At this point, it appears EU enforcement is on the rise - at least in the number of cases by volume, if not by overall value. While AMLA is likely to take time to show its teeth, it is likely that this agency will want to show it means business and thus enforce against both its direct 40 supervised entities and through the national supervisors.

What practical concerns do financial institutions have?

We attended AMLA’s Public Hearing on CDD and Business Relationships and peaked into some of the industry groups’ publicly available concerns around the RTSs.

Some of the most interesting concerns were:

  • Mandatory periodic reviews (1-3-5 year) clashing with perpetual KYC programs that monitor on an ongoing basis. This shows that regulators still do not acknowledge that periodic/trigger reviews are still in fact looking at the file at all those points – 1-3-5yrs but that despite the search no risk relevant triggers are raised;
  • Country/city-of-birth data point requirement is raising concerns about how many additional docs are required to get that information in the age of focus on customer experience, especially for ‘tradfin” (traditional financial institutions), along with discrimination and financial exclusion concerns;
  • Some identity verification requirements seem incompatible with digital-first onboarding (e.g. verification of company docs by notaries in certain cases, the need for more than current docs to prove country and/or city of birth);
  • Concerns around beneficial ownership calculations, as well as requirements that curtail the use of beneficial owner and other similar registers in Simplified Due Diligence for verification; thus requiring multiple sources, running counter to digitisation and a lower-friction customer experience;
  • Many are concerned that the need for high level language in the RTSs to keep it applicable to all sectors means a considerable amount of opportunity for divergence in application, increasing ambiguity, and removing the element of a level playing field;
  • Concerns that despite a stated desire for harmonisation, the changes are bringing confusion into a relatively stable environment - causing upheaval, considerable cost, and more opportunity for criminals to play the system;
  • Concerns that a disproportionate burden of change is on entities that are not primarily regulated in the EU.

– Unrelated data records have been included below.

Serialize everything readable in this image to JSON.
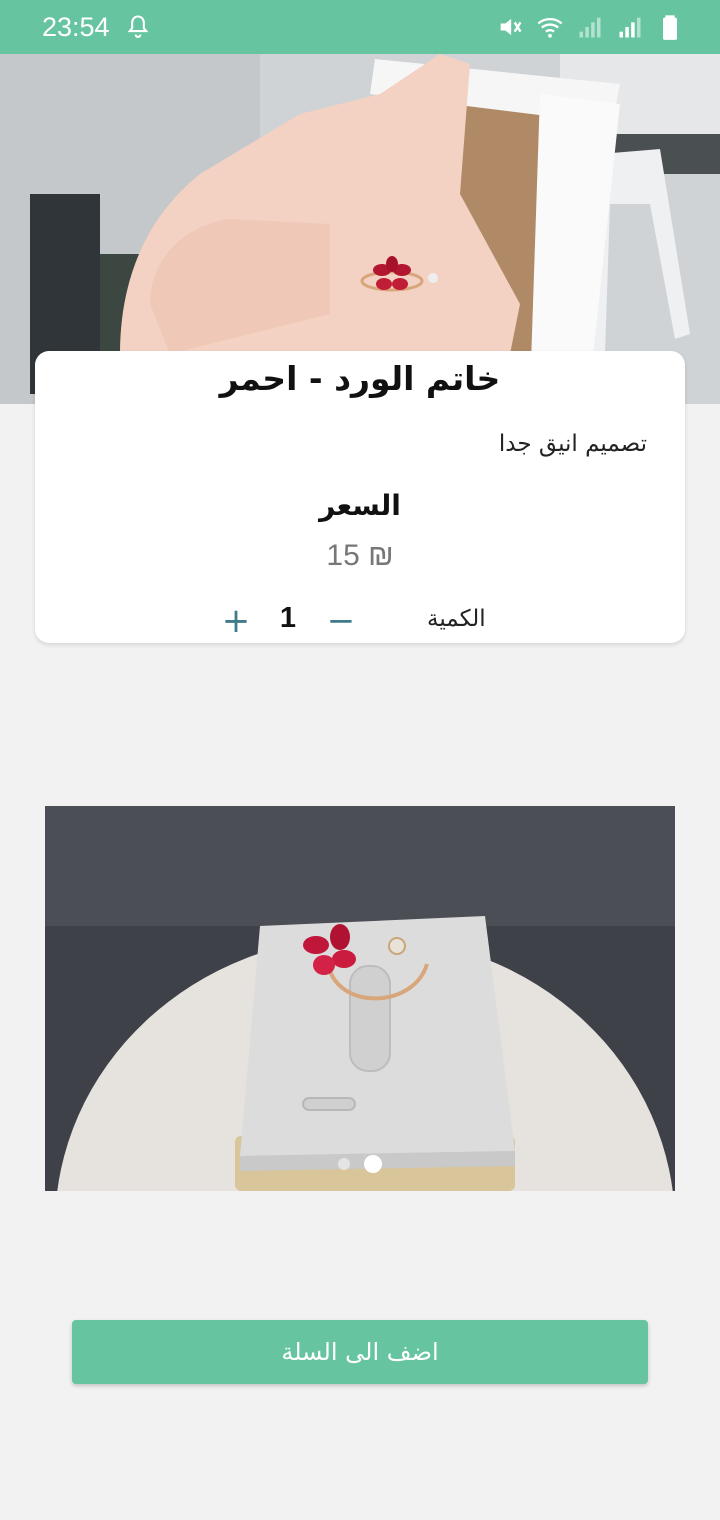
{
  "colors": {
    "accent": "#66c5a0",
    "qty_controls": "#3f7b8a"
  },
  "status_bar": {
    "time": "23:54",
    "icons": [
      "notification-bell-icon",
      "mute-icon",
      "wifi-icon",
      "signal-icon",
      "signal-icon",
      "battery-icon"
    ]
  },
  "product": {
    "title": "خاتم الورد - احمر",
    "description": "تصميم انيق جدا",
    "price_label": "السعر",
    "price_value": "15 ₪",
    "quantity_label": "الكمية",
    "quantity": "1",
    "minus_symbol": "−",
    "plus_symbol": "+"
  },
  "gallery": {
    "image_count": 2,
    "active_index": 1
  },
  "actions": {
    "add_to_cart": "اضف الى السلة"
  }
}
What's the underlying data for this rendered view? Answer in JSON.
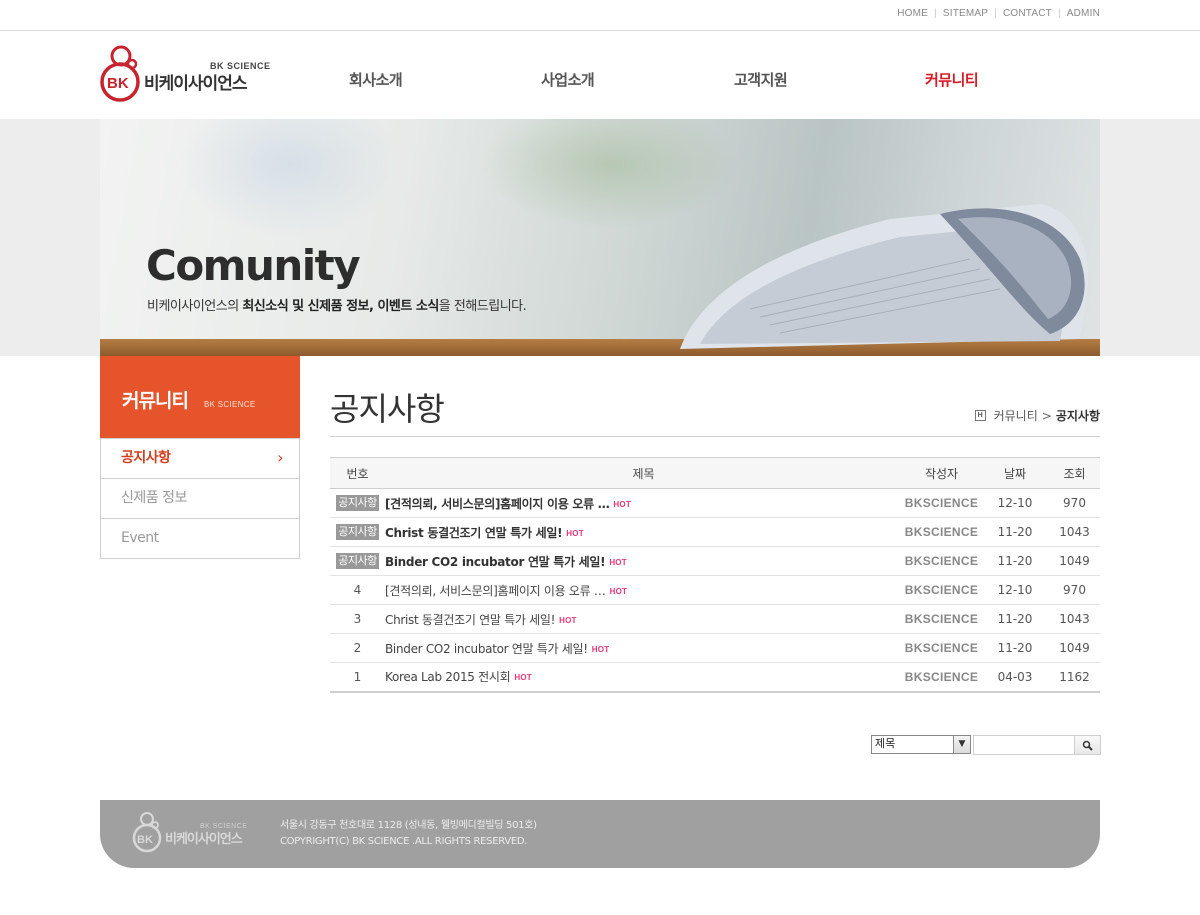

What are the opportunities brought by AMLA?

Like all change, this one will also bring opportunities alongside its challenges. Europe-centric institutions may find that harmonisation works strongly in their favour, potentially enabling a single-CDD approach across multiple jurisdictions – long considered a holy grail of AML.

Consider an institution with 15 to 20 entities across Europe – each able to draw on a single KYC file for a given customer or entity, across all its jurisdictions, under one cohesive rulebook. Whether that will be achievable in practice, even for the 40 directly supervised entities, remains to be seen.

Also, many institutions are already dealing with some requirements that even if raised as concern by, say, UK institutions, are not new in some of the EU countries, and so by replacing one imperfect set of rules with another but harmonised – may still be a win in the medium to long run.

Many affected institutions are already running programmes to address the coming changes. In some cases, gap analyses have been completed; in larger institutions, implementations are already underway.